Billy… who?

THE Diary was sad to hear of the recent death of Michael Parkinson, the TV chat show host who interviewed many showbiz and sporting greats, including Muhammad Ali, Orson Welles and David Niven.

Parky didn’t always bag the major stars. He once misguidedly interviewed a Glasgow comedian who was starting to make a name for himself in his native Scotland.

Alas, this chap, a former welder from the shipyards, didn’t prove especially memorable, and quickly fell into obscurity.

We seem to recall that the fellow’s name was Billy something-or-other. (Connolly, perhaps?)

Who knows where he ended up. Perhaps he returned to welding.

It’s a pity that Parkinson never got the opportunity to truly celebrate Scottish humour.

For as the following classic tales from our archives prove, there’s few things funnier than a jocular Jock…


Tricky situation

AT the Edinburgh Fringe one August the play Devil in the Deck was criticised by local magicians for revealing how a complex card trick is done.

Paul Nathan, from the show, responded: “We have run into a bit of controversy from the local magic community. They are grumpy that we reveal how one of our tricks is done. However, they are also grumpy because they don’t have girlfriends, social skills or sunshine.”


Rubbish story

A CHAP at a Glasgow golf club told his pals: “The council wrote to me saying that the wheelie bins should be placed at the kerb with the handles towards the street, and the lid closed.

“So I wrote back asking that once they are emptied could they be placed slap bang in the middle of the driveway, or two doors down from where I live. And to give them their due, they’ve followed my instructions to the letter.”


Cold hard facts

READERS realised how educational the BBC can be when their news website reported accidents on an icy Lanarkshire motorway, before adding: “It is believed that ice formed when temperatures fell below freezing.”

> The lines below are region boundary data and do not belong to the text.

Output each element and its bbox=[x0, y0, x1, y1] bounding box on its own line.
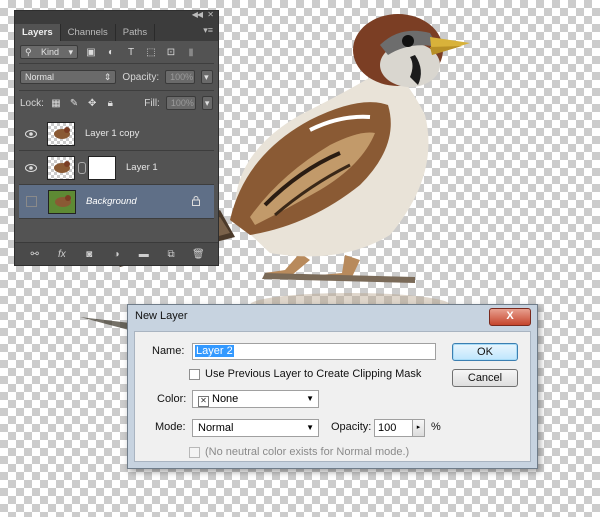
layer-name: Layer 1 copy bbox=[85, 128, 140, 139]
fill-field[interactable]: 100% bbox=[165, 96, 196, 110]
new-layer-icon[interactable]: ⧉ bbox=[164, 249, 178, 260]
link-layers-icon[interactable]: ⚯ bbox=[28, 249, 42, 260]
neutral-color-label: (No neutral color exists for Normal mode… bbox=[205, 446, 410, 458]
filter-kind-label: Kind bbox=[41, 47, 60, 57]
mode-value: Normal bbox=[198, 422, 234, 434]
chevron-icon: ⇕ bbox=[103, 72, 112, 82]
dialog-title: New Layer bbox=[135, 310, 188, 322]
name-label: Name: bbox=[152, 345, 185, 357]
tab-paths[interactable]: Paths bbox=[116, 24, 156, 41]
mode-label: Mode: bbox=[155, 421, 186, 433]
add-mask-icon[interactable]: ◙ bbox=[82, 249, 96, 260]
color-value: None bbox=[212, 393, 239, 405]
chevron-down-icon: ▾ bbox=[68, 47, 73, 57]
tab-channels[interactable]: Channels bbox=[61, 24, 116, 41]
color-label: Color: bbox=[157, 393, 187, 405]
fx-icon[interactable]: fx bbox=[55, 249, 69, 260]
panel-title-bar[interactable]: ◀◀ ✕ bbox=[15, 10, 218, 21]
layers-list: Layer 1 copy Layer 1 Background bbox=[19, 117, 214, 219]
visibility-toggle[interactable] bbox=[26, 196, 37, 207]
cancel-button[interactable]: Cancel bbox=[452, 369, 518, 387]
lock-position-icon[interactable]: ✥ bbox=[86, 96, 98, 110]
mode-select[interactable]: Normal ▼ bbox=[192, 419, 319, 437]
adjustment-filter-icon[interactable]: ◐ bbox=[104, 45, 118, 59]
no-color-icon: ✕ bbox=[198, 396, 209, 407]
opacity-arrow-icon[interactable]: ▾ bbox=[201, 70, 213, 84]
layer-mask-thumbnail[interactable] bbox=[88, 155, 116, 180]
chevron-down-icon: ▼ bbox=[306, 394, 314, 403]
chain-icon[interactable] bbox=[78, 161, 86, 174]
neutral-color-checkbox bbox=[189, 447, 200, 458]
layer-row[interactable]: Layer 1 copy bbox=[19, 117, 214, 151]
close-icon[interactable]: ✕ bbox=[207, 10, 214, 19]
adjustment-layer-icon[interactable]: ◑ bbox=[109, 249, 123, 260]
layer-thumbnail bbox=[48, 189, 76, 214]
blend-mode-dropdown[interactable]: Normal ⇕ bbox=[20, 70, 117, 84]
lock-transparent-icon[interactable]: ▦ bbox=[50, 96, 62, 110]
close-button[interactable]: X bbox=[489, 308, 531, 326]
collapse-icon[interactable]: ◀◀ bbox=[192, 10, 203, 19]
filter-kind-dropdown[interactable]: ⚲ Kind ▾ bbox=[20, 45, 78, 59]
lock-image-icon[interactable]: ✎ bbox=[68, 96, 80, 110]
layer-row[interactable]: Layer 1 bbox=[19, 151, 214, 185]
eye-icon[interactable] bbox=[23, 126, 39, 142]
layer-thumbnail bbox=[47, 121, 75, 146]
new-layer-dialog: New Layer X Name: Layer 2 OK Cancel Use … bbox=[127, 304, 538, 469]
shape-filter-icon[interactable]: ⬚ bbox=[144, 45, 158, 59]
opacity-field[interactable]: 100% bbox=[165, 70, 196, 84]
lock-all-icon[interactable]: 🔒︎ bbox=[104, 96, 116, 110]
chevron-down-icon: ▼ bbox=[306, 423, 314, 432]
dialog-body: Name: Layer 2 OK Cancel Use Previous Lay… bbox=[134, 331, 531, 462]
eye-icon[interactable] bbox=[23, 160, 39, 176]
clipping-mask-label: Use Previous Layer to Create Clipping Ma… bbox=[205, 368, 422, 380]
opacity-label: Opacity: bbox=[122, 71, 160, 83]
dialog-title-bar[interactable]: New Layer X bbox=[128, 305, 537, 327]
layer-name: Layer 1 bbox=[126, 162, 158, 173]
filter-row: ⚲ Kind ▾ ▣ ◐ T ⬚ ⊡ ▮ bbox=[15, 41, 218, 63]
percent-label: % bbox=[431, 421, 441, 433]
search-icon: ⚲ bbox=[25, 47, 32, 57]
image-filter-icon[interactable]: ▣ bbox=[84, 45, 98, 59]
opacity-field[interactable]: 100 bbox=[374, 419, 413, 437]
opacity-arrow-icon[interactable]: ▸ bbox=[413, 419, 425, 437]
name-field[interactable]: Layer 2 bbox=[192, 343, 436, 360]
filter-toggle-icon[interactable]: ▮ bbox=[184, 45, 198, 59]
layer-name: Background bbox=[86, 196, 137, 207]
layers-panel: ◀◀ ✕ Layers Channels Paths ▾≡ ⚲ Kind ▾ ▣… bbox=[14, 10, 219, 266]
clipping-mask-checkbox[interactable] bbox=[189, 369, 200, 380]
lock-icon[interactable] bbox=[192, 196, 200, 209]
fill-label: Fill: bbox=[144, 97, 160, 109]
trash-icon[interactable]: 🗑︎ bbox=[191, 249, 205, 260]
panel-menu-icon[interactable]: ▾≡ bbox=[203, 25, 213, 36]
type-filter-icon[interactable]: T bbox=[124, 45, 138, 59]
name-value: Layer 2 bbox=[195, 345, 234, 357]
opacity-label: Opacity: bbox=[331, 421, 372, 433]
layer-thumbnail bbox=[47, 155, 75, 180]
fill-arrow-icon[interactable]: ▾ bbox=[201, 96, 214, 110]
new-group-icon[interactable]: ▬ bbox=[137, 249, 151, 260]
panel-tabs: Layers Channels Paths ▾≡ bbox=[15, 21, 218, 41]
tab-layers[interactable]: Layers bbox=[15, 24, 61, 41]
blend-row: Normal ⇕ Opacity: 100% ▾ bbox=[15, 64, 218, 90]
lock-row: Lock: ▦ ✎ ✥ 🔒︎ Fill: 100% ▾ bbox=[15, 91, 218, 115]
layer-row[interactable]: Background bbox=[19, 185, 214, 219]
blend-mode-value: Normal bbox=[25, 72, 55, 82]
panel-footer: ⚯ fx ◙ ◑ ▬ ⧉ 🗑︎ bbox=[15, 242, 218, 265]
ok-button[interactable]: OK bbox=[452, 343, 518, 361]
smart-object-filter-icon[interactable]: ⊡ bbox=[164, 45, 178, 59]
lock-label: Lock: bbox=[20, 97, 44, 109]
color-select[interactable]: ✕ None ▼ bbox=[192, 390, 319, 408]
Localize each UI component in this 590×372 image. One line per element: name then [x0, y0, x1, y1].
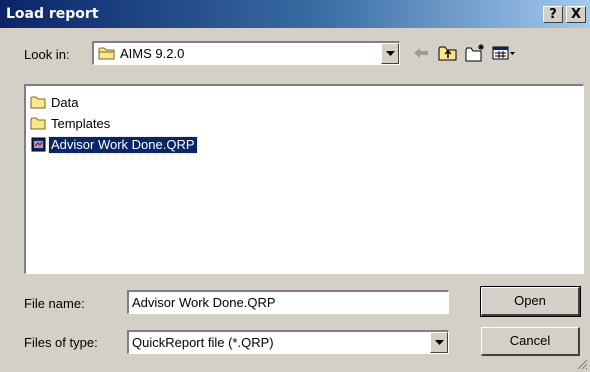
help-icon: ? [549, 7, 557, 22]
list-item-label: Advisor Work Done.QRP [48, 136, 198, 154]
close-icon: X [570, 7, 582, 22]
close-button[interactable]: X [566, 6, 586, 23]
list-item-label: Data [51, 95, 79, 110]
lookin-dropdown[interactable]: AIMS 9.2.0 [92, 41, 400, 65]
report-file-icon [31, 137, 46, 152]
chevron-down-icon [386, 51, 395, 56]
open-button[interactable]: Open [480, 286, 581, 317]
filename-label: File name: [24, 296, 85, 311]
help-button[interactable]: ? [543, 6, 563, 23]
view-menu-icon[interactable] [491, 43, 517, 63]
folder-icon [30, 96, 46, 109]
filetype-dropdown[interactable]: QuickReport file (*.QRP) [127, 330, 449, 354]
filetype-label: Files of type: [24, 335, 98, 350]
title-bar[interactable]: Load report ? X [0, 0, 590, 28]
back-arrow-icon[interactable] [410, 43, 432, 63]
filetype-value: QuickReport file (*.QRP) [132, 335, 274, 350]
cancel-button[interactable]: Cancel [481, 327, 580, 356]
list-item-label: Templates [51, 116, 111, 131]
folder-icon [98, 47, 115, 60]
lookin-dropdown-button[interactable] [381, 43, 399, 64]
resize-grip-icon[interactable] [576, 358, 588, 370]
chevron-down-icon [435, 340, 444, 345]
load-report-dialog: Load report ? X Look in: AIMS 9.2.0 Data… [0, 0, 590, 372]
dialog-title: Load report [6, 6, 99, 22]
file-list[interactable]: Data Templates Advisor Work Done.QRP [24, 84, 584, 274]
filetype-dropdown-button[interactable] [430, 332, 448, 353]
new-folder-icon[interactable] [464, 43, 486, 63]
up-folder-icon[interactable] [437, 43, 459, 63]
folder-icon [30, 117, 46, 130]
filename-input[interactable]: Advisor Work Done.QRP [127, 290, 449, 314]
lookin-value: AIMS 9.2.0 [120, 46, 185, 61]
lookin-label: Look in: [24, 47, 70, 62]
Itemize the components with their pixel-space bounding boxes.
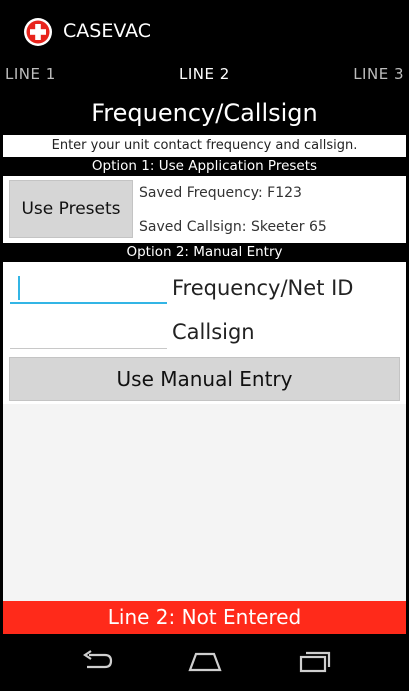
use-manual-entry-button[interactable]: Use Manual Entry xyxy=(9,357,400,401)
frequency-input[interactable] xyxy=(10,268,167,304)
line-tabs: LINE 1 LINE 2 LINE 3 xyxy=(3,59,406,91)
saved-frequency-text: Saved Frequency: F123 xyxy=(139,185,302,201)
action-bar: CASEVAC xyxy=(3,3,406,59)
frequency-label: Frequency/Net ID xyxy=(172,276,354,300)
red-cross-icon[interactable] xyxy=(23,17,53,47)
callsign-label: Callsign xyxy=(172,320,255,344)
recents-icon[interactable] xyxy=(295,646,335,676)
back-icon[interactable] xyxy=(77,646,117,676)
instructions-text: Enter your unit contact frequency and ca… xyxy=(51,138,358,153)
tab-line-3[interactable]: LINE 3 xyxy=(353,65,404,83)
use-presets-button[interactable]: Use Presets xyxy=(9,180,133,238)
page-title: Frequency/Callsign xyxy=(91,99,318,127)
option1-header: Option 1: Use Application Presets xyxy=(3,157,406,176)
home-icon[interactable] xyxy=(185,646,225,676)
callsign-input[interactable] xyxy=(10,313,167,349)
line-status-bar: Line 2: Not Entered xyxy=(3,601,406,634)
system-nav-bar xyxy=(3,634,406,688)
page-title-band: Frequency/Callsign xyxy=(3,91,406,135)
content-area xyxy=(3,404,406,601)
tab-line-1[interactable]: LINE 1 xyxy=(5,65,56,83)
text-cursor xyxy=(18,276,20,300)
saved-callsign-text: Saved Callsign: Skeeter 65 xyxy=(139,219,327,235)
app-title: CASEVAC xyxy=(63,20,152,42)
option2-header: Option 2: Manual Entry xyxy=(3,243,406,262)
tab-line-2[interactable]: LINE 2 xyxy=(179,65,230,83)
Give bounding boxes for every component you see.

An impressed Diary correspondent swooned: “Who said investigative journalism is dead?”


Kicked into touch

WE recall the cheeky English reader who phoned us once to say: “You Scots are taking this independence thing a bit too far. Now you won’t even come to the World Cup finals with us.”


Feeling beastly

A READER was outraged when he called at his doctor’s surgery and was informed that he’d have to see a vet. When he went into the room indicated a new doctor at the practice introduced herself as Yvette. Leaving our reader to wonder whether he should add hearing difficulties to the reasons for his visit.


Fruity finish

A WHIMSICAL note from a reader who phoned to ask: “Why do so many pigs die eating an apple?”